Kemapanan PHBI mulai terusik semenjak maraknya jamaah Salafi - Wahabi yang mengkritisi penyelengaraan PHBI, khususnya peringatan Maulid Nabi. Alasannya adalah telah ditunjukkan oleh Rasulullah SAW bahwa Islam memiliki dua Hari Raya, yakni Hari Raya Idul Fitri dan Hari Raya Idul Adha. Menurut dalil Salafi - Wahabi, diluar dua hari raya tersebut, maka hari raya yang lain adalah bid'ah dan sesat. Dan lagi, selama masa Rasulullah, Khulafaur Rasyidin, hingga para sahabat empat generasi, tidak pernah ada penyelenggaraan acara Maulid Nabi Muhammad SAW.

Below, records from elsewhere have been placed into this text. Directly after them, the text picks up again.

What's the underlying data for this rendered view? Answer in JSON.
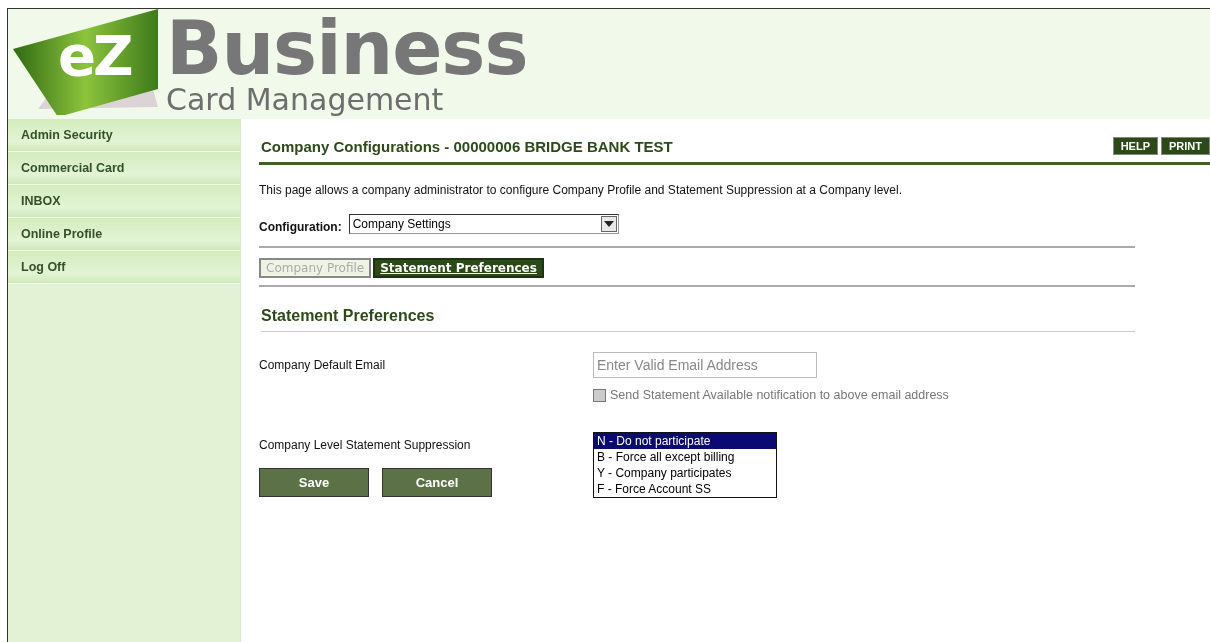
{
  "logo": {
    "mark": "eZ",
    "title": "Business",
    "subtitle": "Card Management"
  },
  "sidebar": {
    "items": [
      {
        "label": "Admin Security",
        "selected": false
      },
      {
        "label": "Commercial Card",
        "selected": false
      },
      {
        "label": "INBOX",
        "selected": false
      },
      {
        "label": "Online Profile",
        "selected": false
      },
      {
        "label": "Log Off",
        "selected": false
      }
    ]
  },
  "page": {
    "title": "Company Configurations - 00000006 BRIDGE BANK TEST",
    "actions": [
      "HELP",
      "PRINT"
    ],
    "description": "This page allows a company administrator to configure Company Profile and Statement Suppression at a Company level.",
    "configuration": {
      "label": "Configuration:",
      "value": "Company Settings"
    },
    "tabs": [
      {
        "label": "Company Profile",
        "selected": false
      },
      {
        "label": "Statement Preferences",
        "selected": true
      }
    ],
    "section_title": "Statement Preferences",
    "email": {
      "label": "Company Default Email",
      "placeholder": "Enter Valid Email Address"
    },
    "notify": {
      "label": "Send Statement Available notification to above email address",
      "checked": false,
      "disabled": true
    },
    "suppression": {
      "label": "Company Level Statement Suppression",
      "options": [
        {
          "label": "N - Do not participate",
          "selected": true
        },
        {
          "label": "B - Force all except billing",
          "selected": false
        },
        {
          "label": "Y - Company participates",
          "selected": false
        },
        {
          "label": "F - Force Account SS",
          "selected": false
        }
      ]
    },
    "buttons": [
      "Save",
      "Cancel"
    ]
  }
}
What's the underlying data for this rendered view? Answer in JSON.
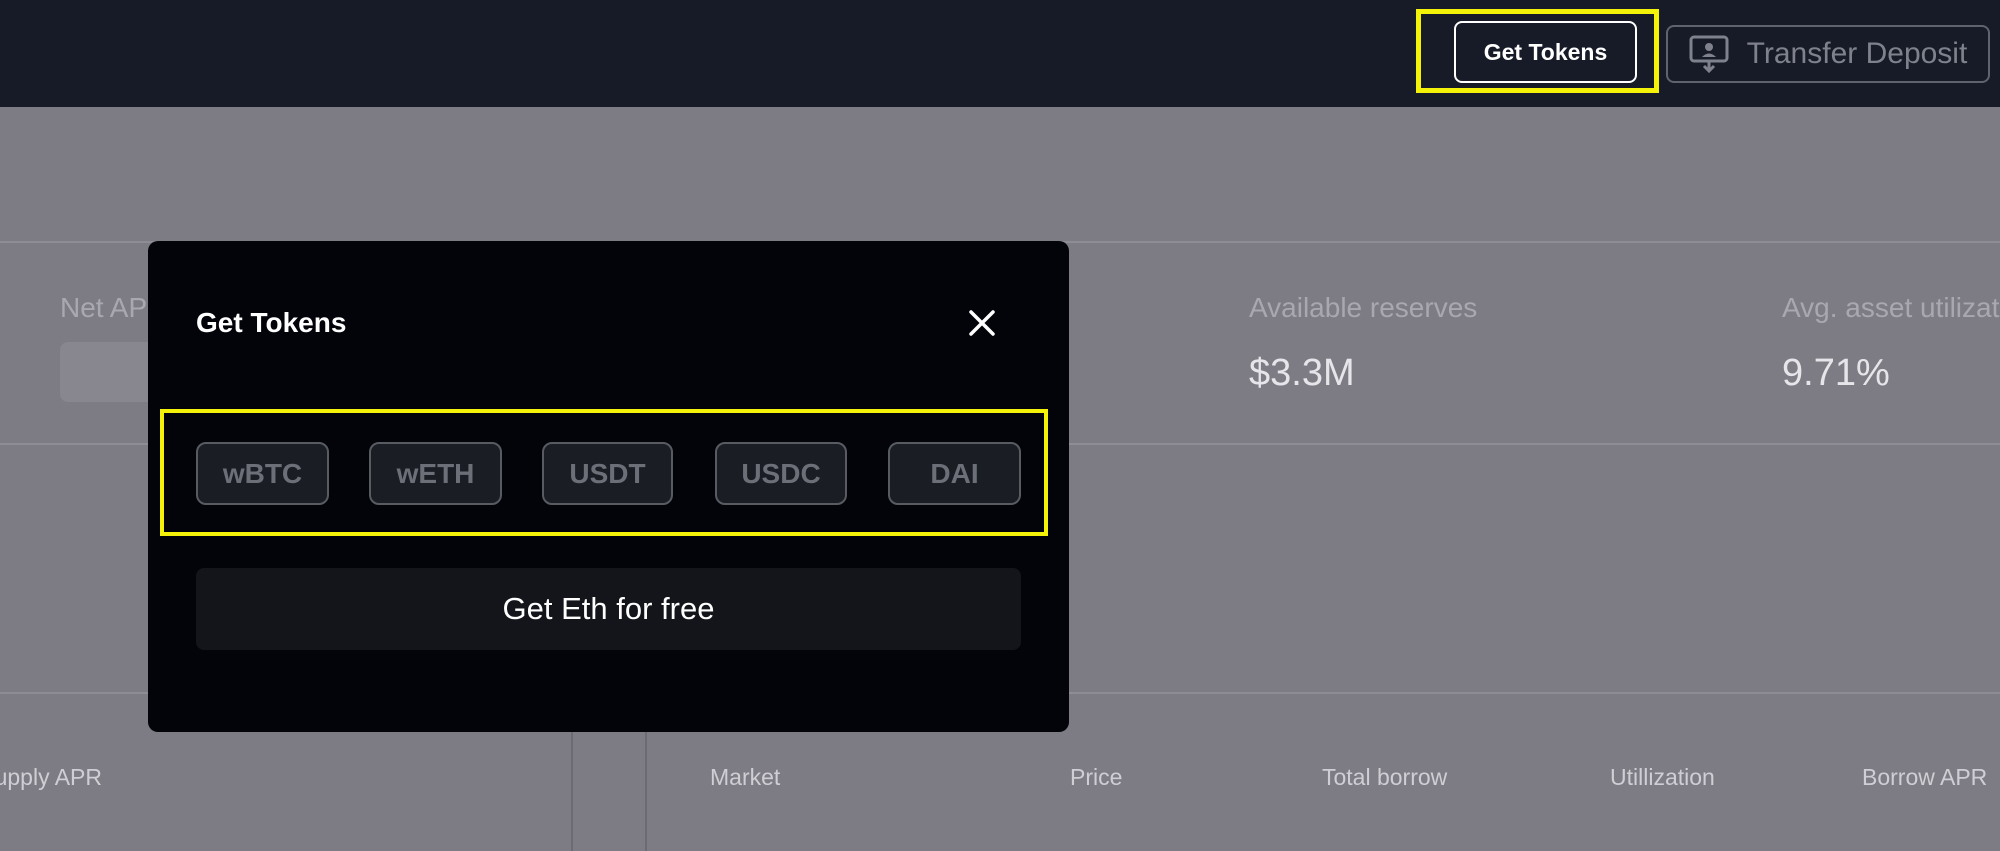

Beberapa rekan Salafi - Wahabi juga berpandangan bahwa peringatan maulid hanyalah kebiasaan peninggalan nenek moyang yang harus ditinggalkan, yang dimuat dalam Al Qur'an Al-Baqarah 2:170 sebagaimana artinya :
"...Dan apabila dikatakan kepada mereka: "Ikutilah apa yang telah diturunkan Allah," mereka menjawab: "(Tidak), tetapi kami hanya mengikuti apa yang telah kami dapati dari (perbuatan) nenek moyang kami". "(Apakah mereka akan mengikuti juga), walaupun nenek moyang mereka itu tidak mengetahui suatu apapun, dan tidak mendapat petunjuk?".
Dua statemen utama dari Salafi - Wahabi tersebut sangat benar sekali, namun dalam pandangan saya, justifikasi perorangan-nya bisa salah. Contoh sederhana adalah statemen pertama tentang Hari Raya. Sebagaimana saya bertanya kepada rekan - rekan yang menyelenggarakan Maulid Nabi, mereka juga beranggapan sama, yakni hanya ada dua hari raya, sementara Maulid Nabi bukanlah hari raya, namun berupa "Peringatan" akan lahirnya Rasulullah SAW. Ihwal "peringatan" ini, senyampang tidak pernah dijalankan di masa para sahabat, dalam pandangan Salafi - Wahabi, berarti mengada - ada, dan itu bid'ah, dan semua bentuk bid'ah adalah dholalah (sesat). Sementara dari pihak penyelenggara, yang kebanyakan berbasis NU dan Muhammadiyah, beranggapan bahwa tidak semua yang mengada - ada adalah bid'ah, contohnya sholat tarawih berjamaah, pencetakan Mushaf al Qur'an, sekolahan, dan lainnya. Dalil kedua kubu cukup kuat.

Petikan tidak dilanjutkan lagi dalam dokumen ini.